After they left the hospital Blomkvist sat for a long time wondering whether he ought to go to the police. He could see the headlines now. “Libel Journalist in Shooting Drama.” He shook his head. “Let’s go home,” he said.
It was dark when they arrived back at Hedeby Island, and that suited Salander fine. She lifted a sports bag on to the kitchen table.
“I borrowed this stuff from Milton Security, and it’s time we made use of it.”
She planted four battery-operated motion detectors around the house and explained that if anyone came closer than twenty feet, a radio signal would trigger a small chirping alarm that she set up in Blomkvist’s bedroom. At the same time, two light-sensitive video cameras that she had put in trees at the front and back of the cabin would send signals to a PC laptop that she set in the cupboard by the front door. She camouflaged the cameras with dark cloth.
She put a third camera in a birdhouse above the door. She drilled a hole right through the wall for the cable. The lens was aimed at the road and the path from the gate to the front door. It took a low-resolution image every second and stored them all on the hard drive of another PC laptop in the wardrobe.
Then she put a pressure-sensitive doormat in the entrance. If someone managed to evade the infrared detectors and got into the house, a 115-decibel siren would go off. Salander demonstrated for him how to shut off the detectors with a key to a box in the wardrobe. She had also borrowed a night-vision scope.
“You don’t leave a lot to chance,” Blomkvist said, pouring coffee for her.
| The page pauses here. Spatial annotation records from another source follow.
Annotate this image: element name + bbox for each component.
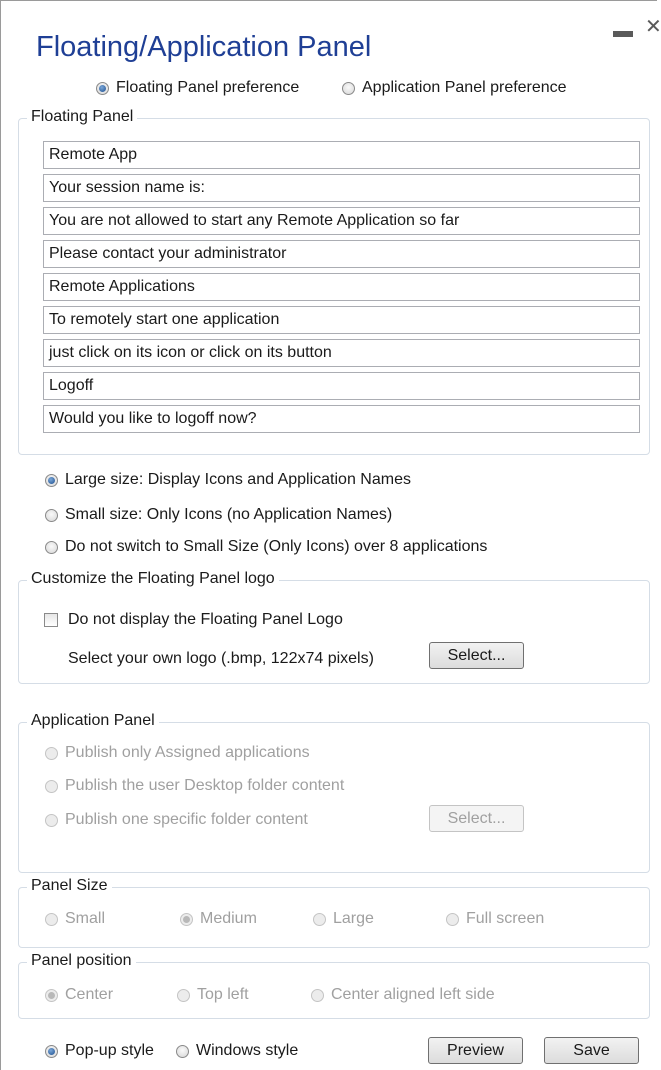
position-center-left-radio[interactable]: Center aligned left side	[311, 986, 495, 1004]
session-name-field[interactable]: Your session name is:	[43, 174, 640, 202]
select-logo-button[interactable]: Select...	[429, 642, 524, 669]
application-preference-label: Application Panel preference	[362, 79, 567, 96]
application-panel-group: Application Panel Publish only Assigned …	[18, 712, 650, 873]
panel-position-group: Panel position Center Top left Center al…	[18, 952, 650, 1019]
hide-logo-label: Do not display the Floating Panel Logo	[68, 611, 343, 628]
settings-window: ✕ Floating/Application Panel Floating Pa…	[0, 0, 661, 1070]
assigned-apps-label: Publish only Assigned applications	[65, 744, 310, 761]
specific-folder-label: Publish one specific folder content	[65, 811, 308, 828]
radio-unselected-icon	[45, 813, 58, 827]
radio-selected-icon	[45, 473, 58, 487]
large-size-label: Large size: Display Icons and Applicatio…	[65, 471, 411, 488]
radio-selected-icon	[45, 1044, 58, 1058]
popup-style-label: Pop-up style	[65, 1042, 154, 1059]
radio-unselected-icon	[342, 81, 355, 95]
select-folder-button[interactable]: Select...	[429, 805, 524, 832]
save-button[interactable]: Save	[544, 1037, 639, 1064]
radio-unselected-icon	[177, 988, 190, 1002]
large-size-radio[interactable]: Large size: Display Icons and Applicatio…	[45, 471, 411, 489]
position-center-radio[interactable]: Center	[45, 986, 113, 1004]
logoff-confirm-field[interactable]: Would you like to logoff now?	[43, 405, 640, 433]
specific-folder-radio[interactable]: Publish one specific folder content	[45, 811, 308, 829]
logo-hint: Select your own logo (.bmp, 122x74 pixel…	[68, 650, 374, 667]
radio-unselected-icon	[45, 779, 58, 793]
no-switch-label: Do not switch to Small Size (Only Icons)…	[65, 538, 488, 555]
small-size-label: Small size: Only Icons (no Application N…	[65, 506, 393, 523]
floating-panel-group: Floating Panel Remote App Your session n…	[18, 108, 650, 455]
size-small-radio[interactable]: Small	[45, 910, 105, 928]
remote-applications-field[interactable]: Remote Applications	[43, 273, 640, 301]
position-center-label: Center	[65, 986, 114, 1003]
size-full-label: Full screen	[466, 910, 545, 927]
radio-unselected-icon	[446, 912, 459, 926]
application-preference-radio[interactable]: Application Panel preference	[342, 79, 567, 97]
windows-style-radio[interactable]: Windows style	[176, 1042, 298, 1060]
radio-unselected-icon	[45, 508, 58, 522]
minimize-icon[interactable]	[613, 31, 633, 37]
size-medium-radio[interactable]: Medium	[180, 910, 257, 928]
radio-selected-icon	[180, 912, 193, 926]
radio-unselected-icon	[45, 540, 58, 554]
hide-logo-checkbox[interactable]: Do not display the Floating Panel Logo	[44, 611, 343, 629]
size-medium-label: Medium	[200, 910, 257, 927]
desktop-folder-radio[interactable]: Publish the user Desktop folder content	[45, 777, 344, 795]
radio-unselected-icon	[45, 746, 58, 760]
window-title: Floating/Application Panel	[36, 31, 372, 63]
desktop-folder-label: Publish the user Desktop folder content	[65, 777, 345, 794]
windows-style-label: Windows style	[196, 1042, 299, 1059]
radio-unselected-icon	[176, 1044, 189, 1058]
preview-button[interactable]: Preview	[428, 1037, 523, 1064]
size-full-radio[interactable]: Full screen	[446, 910, 544, 928]
size-small-label: Small	[65, 910, 106, 927]
logo-group: Customize the Floating Panel logo Do not…	[18, 570, 650, 684]
panel-size-legend: Panel Size	[27, 877, 112, 895]
radio-selected-icon	[96, 81, 109, 95]
panel-size-group: Panel Size Small Medium Large Full scree…	[18, 877, 650, 948]
floating-preference-radio[interactable]: Floating Panel preference	[96, 79, 299, 97]
floating-preference-label: Floating Panel preference	[116, 79, 300, 96]
not-allowed-field[interactable]: You are not allowed to start any Remote …	[43, 207, 640, 235]
remote-app-field[interactable]: Remote App	[43, 141, 640, 169]
checkbox-unchecked-icon	[44, 613, 58, 627]
close-icon[interactable]: ✕	[645, 17, 661, 37]
radio-selected-icon	[45, 988, 58, 1002]
start-application-field[interactable]: To remotely start one application	[43, 306, 640, 334]
position-top-left-label: Top left	[197, 986, 249, 1003]
radio-unselected-icon	[313, 912, 326, 926]
logoff-field[interactable]: Logoff	[43, 372, 640, 400]
contact-admin-field[interactable]: Please contact your administrator	[43, 240, 640, 268]
click-icon-field[interactable]: just click on its icon or click on its b…	[43, 339, 640, 367]
panel-position-legend: Panel position	[27, 952, 136, 970]
popup-style-radio[interactable]: Pop-up style	[45, 1042, 154, 1060]
no-switch-radio[interactable]: Do not switch to Small Size (Only Icons)…	[45, 538, 487, 556]
small-size-radio[interactable]: Small size: Only Icons (no Application N…	[45, 506, 392, 524]
floating-panel-legend: Floating Panel	[27, 108, 138, 126]
size-large-label: Large	[333, 910, 374, 927]
position-top-left-radio[interactable]: Top left	[177, 986, 249, 1004]
logo-legend: Customize the Floating Panel logo	[27, 570, 279, 588]
size-large-radio[interactable]: Large	[313, 910, 374, 928]
position-center-left-label: Center aligned left side	[331, 986, 495, 1003]
radio-unselected-icon	[311, 988, 324, 1002]
radio-unselected-icon	[45, 912, 58, 926]
application-panel-legend: Application Panel	[27, 712, 159, 730]
assigned-apps-radio[interactable]: Publish only Assigned applications	[45, 744, 310, 762]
“One more thing. No more jogging until we crack this.”
“Believe me, I’ve lost all interest in exercise.”
“I’m not joking. This may have started out as a historical mystery, but what with dead cats and people trying to blow your head off we can be sure we’re on somebody’s trail.”
They ate dinner late. Blomkvist was suddenly dead tired and had a splitting headache. He could hardly talk any more, so he went to bed.
Salander stayed up reading the report until 2:00.
CHAPTER 23. Friday, July 11
He awoke at 6:00 with the sun shining through a gap in the curtains right in his face. He had a vague headache, and it hurt when he touched the bandage. Salander was asleep on her stomach with one arm flung over him. He looked down at the dragon on her shoulder blade.
He counted her tattoos. As well as a wasp on her neck, she had a loop around one ankle, another loop around the biceps of her left arm, a Chinese symbol on her hip, and a rose on one calf.
He got out of bed and pulled the curtains tight. He went to the bathroom and then padded back to bed, trying to get in without waking her.
A couple of hours later over breakfast Blomkvist said, “How are we going to solve this puzzle?”
“We sum up the facts we have. We try to find more.”
“For me, the only question is: why? Is it because we’re trying to solve the mystery about Harriet, or because we’ve uncovered a hitherto unknown serial killer?”
“There must be a connection,” Salander said. “If Harriet realised that there was a serial killer, it can only have been someone she knew. If we look at the cast of characters in the sixties, there were at least two dozen possible candidates. Today hardly any of them are left except Harald Vanger, who is not running around in the woods of Fröskogen at almost ninety-three with a gun. Everybody is either too old to be of any danger today, or too young to have been around in the fifties. So we’re back to square one.”
“Unless there are two people who are collaborating. One older and one younger.”
“Harald and Cecilia? I don’t think so. I think she was telling the truth when she said that she wasn’t the person in the window.”
“Then who was that?”
They turned on Blomkvist’s iBook and spent the next hour studying in detail once again all the people visible in the photographs of the accident on the bridge.